Organisation: Research in Motion / InPro


Click here for full-size graph

Analysis and commentary by Echo Research.

Blackberry maker RIM scored some important victories last week in the latest twist of its longstanding patent dispute with Luxembourg-based InPro. The announcement that the UK High Court had ruled in its favour generated some highly favourable headlines: "Another patent victory for Blackberry" (PC Advisor.3/2), "RIM wins patent case in the UK" (Techworld, 3/6), "Brits can hang on to their Blackberrys" (ABCMoney.co.uk, 2.2), which appeared to grant a stay of execution for the Blackberry service, under threat of total blackout. Adding its mighty weight to RIM's case was the US government, which requested that federal users be made exempt from any cessation of service: "Washington 'needs Blackberry'" (bbc.co.uk, 2/2), "Blackberry shutdown worries feds" (CNN, 2/2). With such positive coverage, and a rising share price, "Blackberry raspberries" ran the probably accurate headline in vunet.com (3/2).

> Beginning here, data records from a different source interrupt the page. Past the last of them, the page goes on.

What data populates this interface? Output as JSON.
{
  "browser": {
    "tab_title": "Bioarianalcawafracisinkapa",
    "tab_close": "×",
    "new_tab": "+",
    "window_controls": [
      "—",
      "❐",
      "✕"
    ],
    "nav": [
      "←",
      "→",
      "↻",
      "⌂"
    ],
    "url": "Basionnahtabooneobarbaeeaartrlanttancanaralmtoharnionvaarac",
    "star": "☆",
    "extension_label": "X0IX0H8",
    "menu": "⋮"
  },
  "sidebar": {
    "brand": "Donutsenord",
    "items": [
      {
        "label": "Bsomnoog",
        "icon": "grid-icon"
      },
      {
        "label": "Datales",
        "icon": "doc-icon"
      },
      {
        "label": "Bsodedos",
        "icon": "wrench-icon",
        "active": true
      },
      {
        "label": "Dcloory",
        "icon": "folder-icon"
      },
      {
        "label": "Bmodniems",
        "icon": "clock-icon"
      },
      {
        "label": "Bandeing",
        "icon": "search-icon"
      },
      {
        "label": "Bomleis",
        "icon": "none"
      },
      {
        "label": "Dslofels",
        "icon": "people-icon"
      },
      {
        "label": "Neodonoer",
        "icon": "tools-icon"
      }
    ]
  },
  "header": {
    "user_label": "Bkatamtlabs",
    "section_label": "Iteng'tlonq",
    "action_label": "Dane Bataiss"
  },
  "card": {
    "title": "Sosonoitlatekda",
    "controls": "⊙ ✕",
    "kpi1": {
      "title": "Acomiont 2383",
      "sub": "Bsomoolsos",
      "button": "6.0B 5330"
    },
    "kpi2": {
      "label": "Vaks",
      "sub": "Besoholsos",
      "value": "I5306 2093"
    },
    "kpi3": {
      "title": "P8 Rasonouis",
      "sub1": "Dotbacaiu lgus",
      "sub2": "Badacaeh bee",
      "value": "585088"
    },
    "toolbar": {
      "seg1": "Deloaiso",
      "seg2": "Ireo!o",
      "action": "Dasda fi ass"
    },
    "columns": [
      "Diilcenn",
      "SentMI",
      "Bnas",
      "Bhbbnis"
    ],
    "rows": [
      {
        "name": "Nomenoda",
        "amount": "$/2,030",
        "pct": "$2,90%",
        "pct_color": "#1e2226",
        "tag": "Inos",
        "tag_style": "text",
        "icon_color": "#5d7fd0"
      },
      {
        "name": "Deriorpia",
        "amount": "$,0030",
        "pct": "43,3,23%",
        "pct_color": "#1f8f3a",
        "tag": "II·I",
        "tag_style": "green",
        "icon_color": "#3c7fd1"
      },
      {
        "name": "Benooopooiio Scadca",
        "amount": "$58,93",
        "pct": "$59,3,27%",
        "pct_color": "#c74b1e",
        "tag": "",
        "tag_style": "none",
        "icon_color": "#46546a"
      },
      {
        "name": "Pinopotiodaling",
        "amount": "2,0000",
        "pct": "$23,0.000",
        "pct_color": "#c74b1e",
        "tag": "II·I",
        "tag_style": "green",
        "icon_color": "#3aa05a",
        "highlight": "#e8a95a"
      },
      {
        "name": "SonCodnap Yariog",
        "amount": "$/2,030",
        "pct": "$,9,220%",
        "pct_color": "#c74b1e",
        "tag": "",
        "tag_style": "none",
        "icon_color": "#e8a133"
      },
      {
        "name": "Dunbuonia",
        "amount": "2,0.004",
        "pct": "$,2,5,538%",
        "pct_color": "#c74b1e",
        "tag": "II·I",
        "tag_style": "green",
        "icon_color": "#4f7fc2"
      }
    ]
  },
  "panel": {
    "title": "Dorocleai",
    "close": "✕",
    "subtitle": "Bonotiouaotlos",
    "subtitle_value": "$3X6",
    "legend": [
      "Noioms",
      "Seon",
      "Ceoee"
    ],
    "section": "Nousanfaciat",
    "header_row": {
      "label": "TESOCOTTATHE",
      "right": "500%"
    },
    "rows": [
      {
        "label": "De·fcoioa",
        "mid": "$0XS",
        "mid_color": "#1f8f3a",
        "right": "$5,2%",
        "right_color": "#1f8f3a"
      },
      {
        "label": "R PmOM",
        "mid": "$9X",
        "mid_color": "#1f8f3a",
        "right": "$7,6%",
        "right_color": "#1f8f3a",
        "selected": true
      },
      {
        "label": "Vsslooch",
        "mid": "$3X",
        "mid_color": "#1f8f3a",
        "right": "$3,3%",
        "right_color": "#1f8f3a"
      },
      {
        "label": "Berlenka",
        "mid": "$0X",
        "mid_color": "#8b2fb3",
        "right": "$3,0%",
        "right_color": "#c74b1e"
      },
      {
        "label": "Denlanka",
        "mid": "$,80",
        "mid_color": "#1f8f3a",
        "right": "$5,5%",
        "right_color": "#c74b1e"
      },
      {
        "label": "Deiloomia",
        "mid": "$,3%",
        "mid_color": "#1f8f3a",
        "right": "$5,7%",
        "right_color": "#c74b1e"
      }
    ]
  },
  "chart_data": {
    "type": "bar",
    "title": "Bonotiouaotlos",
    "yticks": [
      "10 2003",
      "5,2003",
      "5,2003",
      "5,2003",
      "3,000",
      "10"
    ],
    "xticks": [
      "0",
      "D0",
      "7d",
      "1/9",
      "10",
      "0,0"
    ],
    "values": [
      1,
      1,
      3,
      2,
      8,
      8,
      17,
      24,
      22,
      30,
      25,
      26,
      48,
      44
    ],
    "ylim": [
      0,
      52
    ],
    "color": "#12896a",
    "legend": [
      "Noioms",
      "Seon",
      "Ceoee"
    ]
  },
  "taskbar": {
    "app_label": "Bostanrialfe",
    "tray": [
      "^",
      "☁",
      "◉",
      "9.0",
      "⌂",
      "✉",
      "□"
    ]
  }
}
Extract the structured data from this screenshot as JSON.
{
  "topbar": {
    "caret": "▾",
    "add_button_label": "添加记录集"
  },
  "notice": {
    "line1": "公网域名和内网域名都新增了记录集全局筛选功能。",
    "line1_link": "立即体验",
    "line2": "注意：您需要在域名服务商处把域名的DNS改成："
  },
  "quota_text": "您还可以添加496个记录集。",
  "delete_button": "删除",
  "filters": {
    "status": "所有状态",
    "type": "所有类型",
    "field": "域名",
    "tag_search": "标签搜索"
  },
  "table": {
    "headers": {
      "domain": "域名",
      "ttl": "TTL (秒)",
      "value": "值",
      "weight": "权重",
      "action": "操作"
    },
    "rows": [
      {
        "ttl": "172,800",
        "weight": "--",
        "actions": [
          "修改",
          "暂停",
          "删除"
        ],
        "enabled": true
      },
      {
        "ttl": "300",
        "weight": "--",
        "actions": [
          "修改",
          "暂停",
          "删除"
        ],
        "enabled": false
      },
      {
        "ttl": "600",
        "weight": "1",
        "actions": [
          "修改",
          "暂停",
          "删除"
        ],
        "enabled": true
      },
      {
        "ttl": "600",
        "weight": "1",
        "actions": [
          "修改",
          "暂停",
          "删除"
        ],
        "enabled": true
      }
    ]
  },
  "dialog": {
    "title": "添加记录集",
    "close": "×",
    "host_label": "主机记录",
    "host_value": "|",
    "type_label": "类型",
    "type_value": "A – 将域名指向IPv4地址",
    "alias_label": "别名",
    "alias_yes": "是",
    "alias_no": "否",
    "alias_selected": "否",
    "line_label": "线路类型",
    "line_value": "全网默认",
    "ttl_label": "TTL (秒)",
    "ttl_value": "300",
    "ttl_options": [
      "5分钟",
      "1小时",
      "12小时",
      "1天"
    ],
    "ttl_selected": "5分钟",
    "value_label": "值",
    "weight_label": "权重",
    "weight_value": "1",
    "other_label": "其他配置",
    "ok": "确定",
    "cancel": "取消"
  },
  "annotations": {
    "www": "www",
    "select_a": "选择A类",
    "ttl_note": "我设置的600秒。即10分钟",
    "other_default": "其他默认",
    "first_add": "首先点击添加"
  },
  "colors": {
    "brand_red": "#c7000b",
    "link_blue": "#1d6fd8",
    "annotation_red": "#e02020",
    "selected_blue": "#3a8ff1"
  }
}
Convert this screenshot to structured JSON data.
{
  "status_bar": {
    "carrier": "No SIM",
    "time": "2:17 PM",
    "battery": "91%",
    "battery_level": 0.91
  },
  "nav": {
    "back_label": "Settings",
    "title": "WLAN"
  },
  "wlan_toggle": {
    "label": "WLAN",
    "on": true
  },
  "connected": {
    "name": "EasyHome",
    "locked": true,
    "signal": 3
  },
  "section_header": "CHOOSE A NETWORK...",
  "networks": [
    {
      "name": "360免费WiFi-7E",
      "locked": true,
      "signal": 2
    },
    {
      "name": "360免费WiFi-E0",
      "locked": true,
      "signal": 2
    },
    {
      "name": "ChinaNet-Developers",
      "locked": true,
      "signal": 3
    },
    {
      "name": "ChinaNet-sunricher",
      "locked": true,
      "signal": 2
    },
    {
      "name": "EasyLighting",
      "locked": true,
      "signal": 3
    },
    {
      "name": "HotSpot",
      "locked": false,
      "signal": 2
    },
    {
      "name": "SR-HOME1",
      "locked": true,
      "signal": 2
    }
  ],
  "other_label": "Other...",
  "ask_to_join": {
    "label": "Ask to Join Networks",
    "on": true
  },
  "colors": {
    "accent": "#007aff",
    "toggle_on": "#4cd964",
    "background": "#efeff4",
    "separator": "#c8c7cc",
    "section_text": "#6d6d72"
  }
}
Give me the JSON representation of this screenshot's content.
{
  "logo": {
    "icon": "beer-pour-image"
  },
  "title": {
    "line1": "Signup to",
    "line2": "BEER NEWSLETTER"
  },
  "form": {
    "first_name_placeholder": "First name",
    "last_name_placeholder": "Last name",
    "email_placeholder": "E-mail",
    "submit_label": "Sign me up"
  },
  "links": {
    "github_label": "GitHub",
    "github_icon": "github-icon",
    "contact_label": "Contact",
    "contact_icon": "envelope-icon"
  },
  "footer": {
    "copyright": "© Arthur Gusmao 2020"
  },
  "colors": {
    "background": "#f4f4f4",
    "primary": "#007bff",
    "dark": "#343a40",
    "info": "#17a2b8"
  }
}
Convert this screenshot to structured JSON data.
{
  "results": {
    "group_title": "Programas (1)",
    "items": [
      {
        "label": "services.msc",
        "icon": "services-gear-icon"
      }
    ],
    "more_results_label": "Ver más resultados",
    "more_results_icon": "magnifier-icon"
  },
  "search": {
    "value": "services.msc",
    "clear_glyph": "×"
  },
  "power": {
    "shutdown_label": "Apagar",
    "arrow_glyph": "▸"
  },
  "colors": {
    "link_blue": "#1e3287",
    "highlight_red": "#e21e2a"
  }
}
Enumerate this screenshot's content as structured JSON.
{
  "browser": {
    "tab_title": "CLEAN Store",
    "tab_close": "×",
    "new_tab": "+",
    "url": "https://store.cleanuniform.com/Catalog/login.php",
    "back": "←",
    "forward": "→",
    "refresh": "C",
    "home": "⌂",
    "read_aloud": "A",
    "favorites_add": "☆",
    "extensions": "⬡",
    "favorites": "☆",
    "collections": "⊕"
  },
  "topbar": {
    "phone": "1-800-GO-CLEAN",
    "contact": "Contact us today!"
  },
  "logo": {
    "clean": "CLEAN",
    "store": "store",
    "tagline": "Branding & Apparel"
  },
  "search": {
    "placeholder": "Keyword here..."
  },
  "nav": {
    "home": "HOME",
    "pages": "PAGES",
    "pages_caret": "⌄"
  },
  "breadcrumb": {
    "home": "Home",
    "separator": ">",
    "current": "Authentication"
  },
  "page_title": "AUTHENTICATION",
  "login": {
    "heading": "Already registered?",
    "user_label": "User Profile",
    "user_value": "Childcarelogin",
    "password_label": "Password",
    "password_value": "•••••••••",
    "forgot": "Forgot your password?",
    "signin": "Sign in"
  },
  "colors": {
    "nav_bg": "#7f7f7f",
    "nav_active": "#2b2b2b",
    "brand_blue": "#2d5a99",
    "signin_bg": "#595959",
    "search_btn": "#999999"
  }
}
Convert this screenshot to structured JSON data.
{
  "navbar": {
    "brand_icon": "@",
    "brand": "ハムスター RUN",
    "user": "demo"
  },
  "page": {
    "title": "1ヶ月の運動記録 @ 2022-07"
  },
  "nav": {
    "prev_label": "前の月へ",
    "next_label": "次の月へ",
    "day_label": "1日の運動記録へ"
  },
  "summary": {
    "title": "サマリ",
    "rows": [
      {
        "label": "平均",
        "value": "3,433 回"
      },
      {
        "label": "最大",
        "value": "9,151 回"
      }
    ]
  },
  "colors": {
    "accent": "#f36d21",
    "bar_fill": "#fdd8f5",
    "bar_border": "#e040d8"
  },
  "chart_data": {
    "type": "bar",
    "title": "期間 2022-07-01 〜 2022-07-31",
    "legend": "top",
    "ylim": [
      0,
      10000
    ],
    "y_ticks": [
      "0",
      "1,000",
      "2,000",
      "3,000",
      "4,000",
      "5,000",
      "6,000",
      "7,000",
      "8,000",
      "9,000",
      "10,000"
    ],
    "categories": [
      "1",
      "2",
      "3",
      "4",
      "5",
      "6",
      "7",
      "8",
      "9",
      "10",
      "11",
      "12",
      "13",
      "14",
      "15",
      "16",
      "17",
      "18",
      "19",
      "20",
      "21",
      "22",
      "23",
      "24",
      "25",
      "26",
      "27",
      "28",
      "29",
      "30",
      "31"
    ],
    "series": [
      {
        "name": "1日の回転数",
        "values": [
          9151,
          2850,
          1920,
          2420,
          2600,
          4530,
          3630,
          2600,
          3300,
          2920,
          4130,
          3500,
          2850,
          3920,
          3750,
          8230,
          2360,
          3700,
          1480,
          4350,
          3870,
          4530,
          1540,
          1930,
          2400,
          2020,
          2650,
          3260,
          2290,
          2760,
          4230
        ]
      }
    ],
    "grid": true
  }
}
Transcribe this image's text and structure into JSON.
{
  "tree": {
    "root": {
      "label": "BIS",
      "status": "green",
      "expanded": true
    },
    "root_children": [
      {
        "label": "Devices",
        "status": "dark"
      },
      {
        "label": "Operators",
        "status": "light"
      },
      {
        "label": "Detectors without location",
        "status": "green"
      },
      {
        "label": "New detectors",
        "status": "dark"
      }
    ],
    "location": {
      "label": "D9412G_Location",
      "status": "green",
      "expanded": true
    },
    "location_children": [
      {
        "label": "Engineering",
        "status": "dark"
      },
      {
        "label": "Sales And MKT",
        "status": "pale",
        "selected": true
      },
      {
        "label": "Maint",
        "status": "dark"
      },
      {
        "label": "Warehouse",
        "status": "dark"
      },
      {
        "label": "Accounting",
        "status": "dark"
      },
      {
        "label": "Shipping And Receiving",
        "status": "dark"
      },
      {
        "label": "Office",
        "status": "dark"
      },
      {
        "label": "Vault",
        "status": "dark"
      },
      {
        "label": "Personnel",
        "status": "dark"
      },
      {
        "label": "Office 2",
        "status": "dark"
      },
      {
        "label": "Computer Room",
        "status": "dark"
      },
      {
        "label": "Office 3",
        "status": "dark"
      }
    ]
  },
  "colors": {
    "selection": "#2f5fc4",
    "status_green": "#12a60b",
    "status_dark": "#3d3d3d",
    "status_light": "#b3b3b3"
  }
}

But Blackberry users, deemed 'crackberries' because of the Blackberry's addictive nature, can't relax just yet. Industry commentators observed that the UK ruling was "nothing but a PR win" (vunet.com, 3/2), and another ventured that the protracted wrangling made a shutdown "just a little more likely" (vunet.com, 3/2). While a settlement is deemed the most likely outcome of this closely-followed patent dispute, uncertain investors and customers are allegedly ditching their Blackberries for alternatives. Blackberry may have raspberried too soon.